Sunday night, our opening night for The Stratford Gay Bar, I sat beside a young person from a nearby village tell me how, since coming out of the closet to live as her true self, she is afraid to go into straight bars.
Her feelings are her feelings. Don’t try to dismiss them as an over reaction. Unless you’re queer, you don’t know how close to the surface stories like Matthew’s are for us, no matter how many years pass. It happens again, somewhere, everyday. You can’t comprehend that each of us knows someone who’s been beaten just for being gay, if we ourselves haven’t been. Telling me queers don’t need safe spaces where they know that everyone inside that door is just like them, is touching a third rail.
To quote Brad again:
“History proves that when times are tough in periods of economic and social flux the majority will inevitably turn on minorities, rather than the corrupt governments and deceptive leaders who are the true architects of our misery, in order to place blame on someone they can persecute and punish.

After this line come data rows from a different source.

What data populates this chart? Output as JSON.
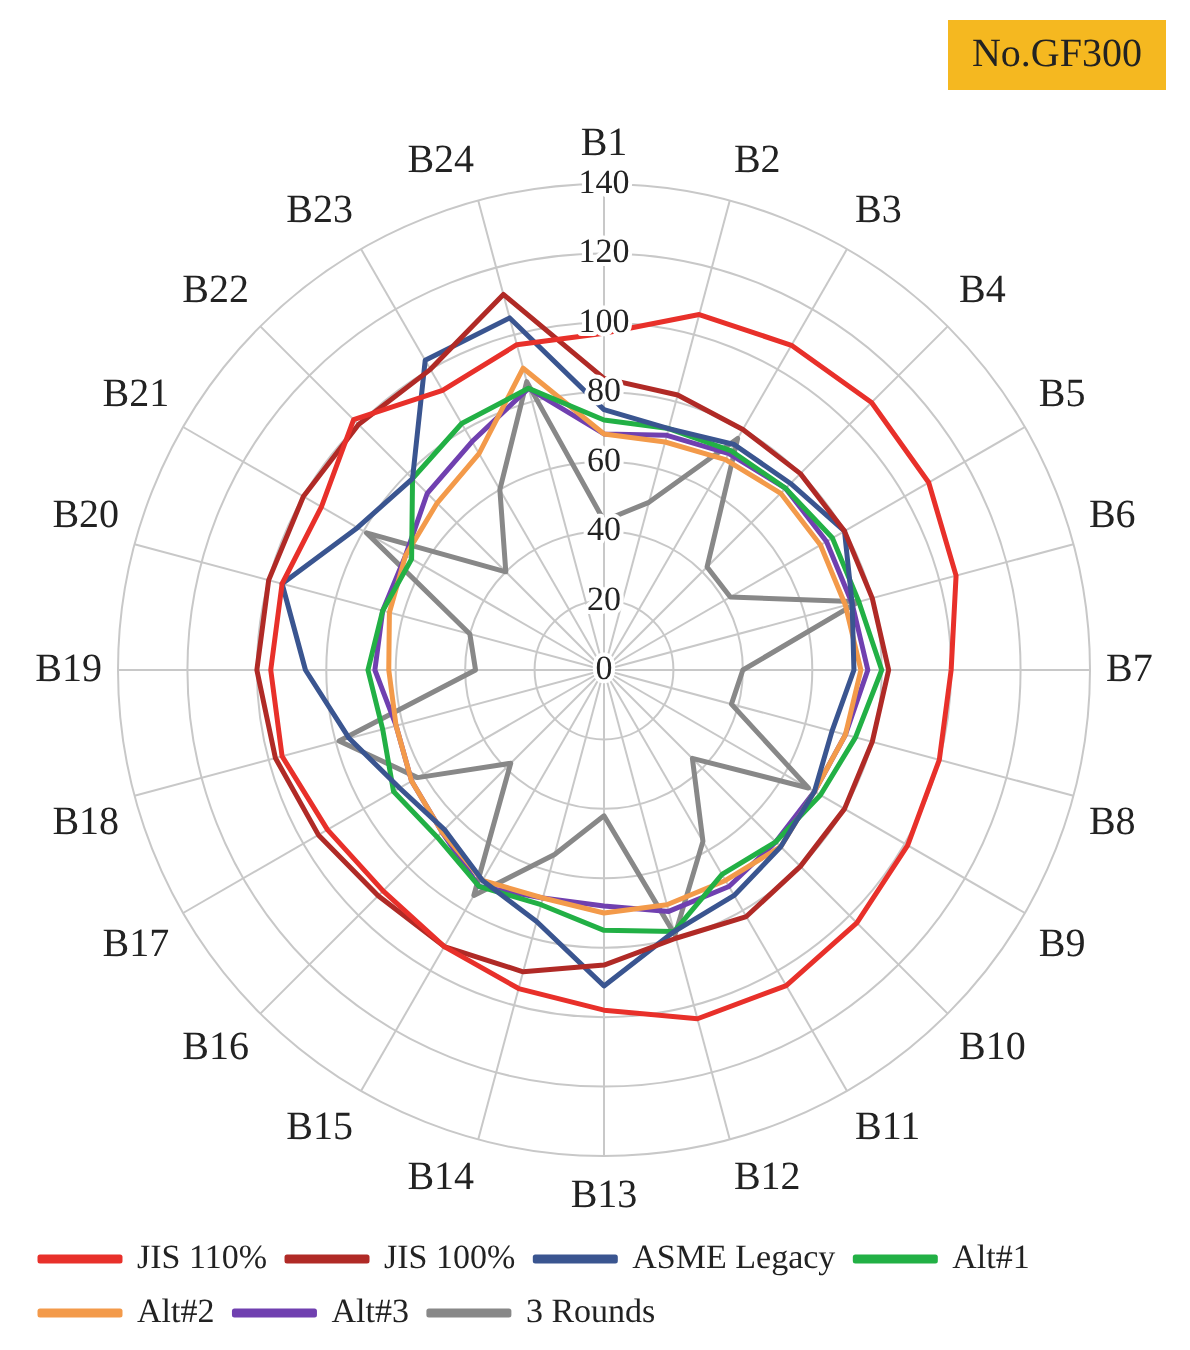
{
  "chart_data": {
    "type": "radar",
    "categories": [
      "B1",
      "B2",
      "B3",
      "B4",
      "B5",
      "B6",
      "B7",
      "B8",
      "B9",
      "B10",
      "B11",
      "B12",
      "B13",
      "B14",
      "B15",
      "B16",
      "B17",
      "B18",
      "B19",
      "B20",
      "B21",
      "B22",
      "B23",
      "B24"
    ],
    "series": [
      {
        "name": "JIS 110%",
        "color": "#e8302a",
        "values": [
          97,
          106,
          108,
          109,
          108,
          105,
          100,
          100,
          101,
          103,
          105,
          104,
          98,
          95,
          92,
          90,
          92,
          96,
          96,
          96,
          94,
          102,
          93,
          97
        ]
      },
      {
        "name": "JIS 100%",
        "color": "#b02a26",
        "values": [
          84,
          82,
          80,
          80,
          80,
          80,
          82,
          80,
          80,
          80,
          82,
          80,
          85,
          90,
          92,
          92,
          95,
          98,
          100,
          100,
          100,
          100,
          100,
          112
        ]
      },
      {
        "name": "ASME Legacy",
        "color": "#3a5590",
        "values": [
          75,
          72,
          75,
          76,
          80,
          74,
          72,
          68,
          70,
          72,
          75,
          78,
          91,
          75,
          70,
          65,
          68,
          76,
          86,
          96,
          82,
          78,
          103,
          105
        ]
      },
      {
        "name": "Alt#1",
        "color": "#22b045",
        "values": [
          72,
          72,
          73,
          74,
          76,
          76,
          80,
          75,
          72,
          70,
          68,
          78,
          75,
          70,
          72,
          68,
          70,
          66,
          68,
          66,
          64,
          78,
          82,
          84
        ]
      },
      {
        "name": "Alt#2",
        "color": "#f39a4a",
        "values": [
          68,
          68,
          70,
          72,
          72,
          72,
          74,
          72,
          70,
          72,
          70,
          70,
          70,
          68,
          70,
          66,
          64,
          62,
          62,
          64,
          66,
          68,
          72,
          90
        ]
      },
      {
        "name": "Alt#3",
        "color": "#7040b0",
        "values": [
          68,
          70,
          72,
          74,
          74,
          74,
          76,
          72,
          70,
          70,
          72,
          72,
          68,
          68,
          72,
          66,
          64,
          62,
          66,
          66,
          66,
          72,
          76,
          84
        ]
      },
      {
        "name": "3 Rounds",
        "color": "#888888",
        "values": [
          43,
          50,
          77,
          42,
          42,
          76,
          40,
          38,
          68,
          36,
          57,
          79,
          42,
          55,
          75,
          38,
          62,
          79,
          37,
          40,
          79,
          40,
          60,
          86
        ]
      }
    ],
    "ylim": [
      0,
      140
    ],
    "yticks": [
      0,
      20,
      40,
      60,
      80,
      100,
      120,
      140
    ],
    "grid": true,
    "legend": "bottom",
    "marker": "none",
    "annotations": [
      "No.GF300"
    ]
  }
}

“This is happening on a worldwide level right now and no target is larger or easier to attack than the queer community.
“Whether it's the criminalization of homosexuality in backward countries, bashing and attacks on individuals in western countries, banning drag queens, criminalizing gay behaviour, or certain institutions refusing to display PRIDE flags, make no mistake, we are under attack and will have to defend ourselves.
“I find it hard to believe this is happening after decades of progress and enlightenment, but so much of what's taking place right now has our governments, corporations and religious institutions happily pointing at us rather than owning up to their own terrible exploitation of hatred and prejudice.
“We are in an extremely vulnerable position and we can only protect ourselves by banding together, whatever our differences might be. When minorities stop fighting and arguing with one another we cease to be minorities and become an army.
“Let's dedicate this PRIDE month to positive dialogue and becoming the army that protects one another from the very real dangers of the majority.
“Our lives depend on it.”
Brad Fraser will read from his memoir, All the Rage, sign copies and take questions, at The Stratford Gay Bar, Rockwell Lounge, June 19, at 8 p.m.
-- Bruce Duncan Skeaff is President of the Stratford Pride Community Centre.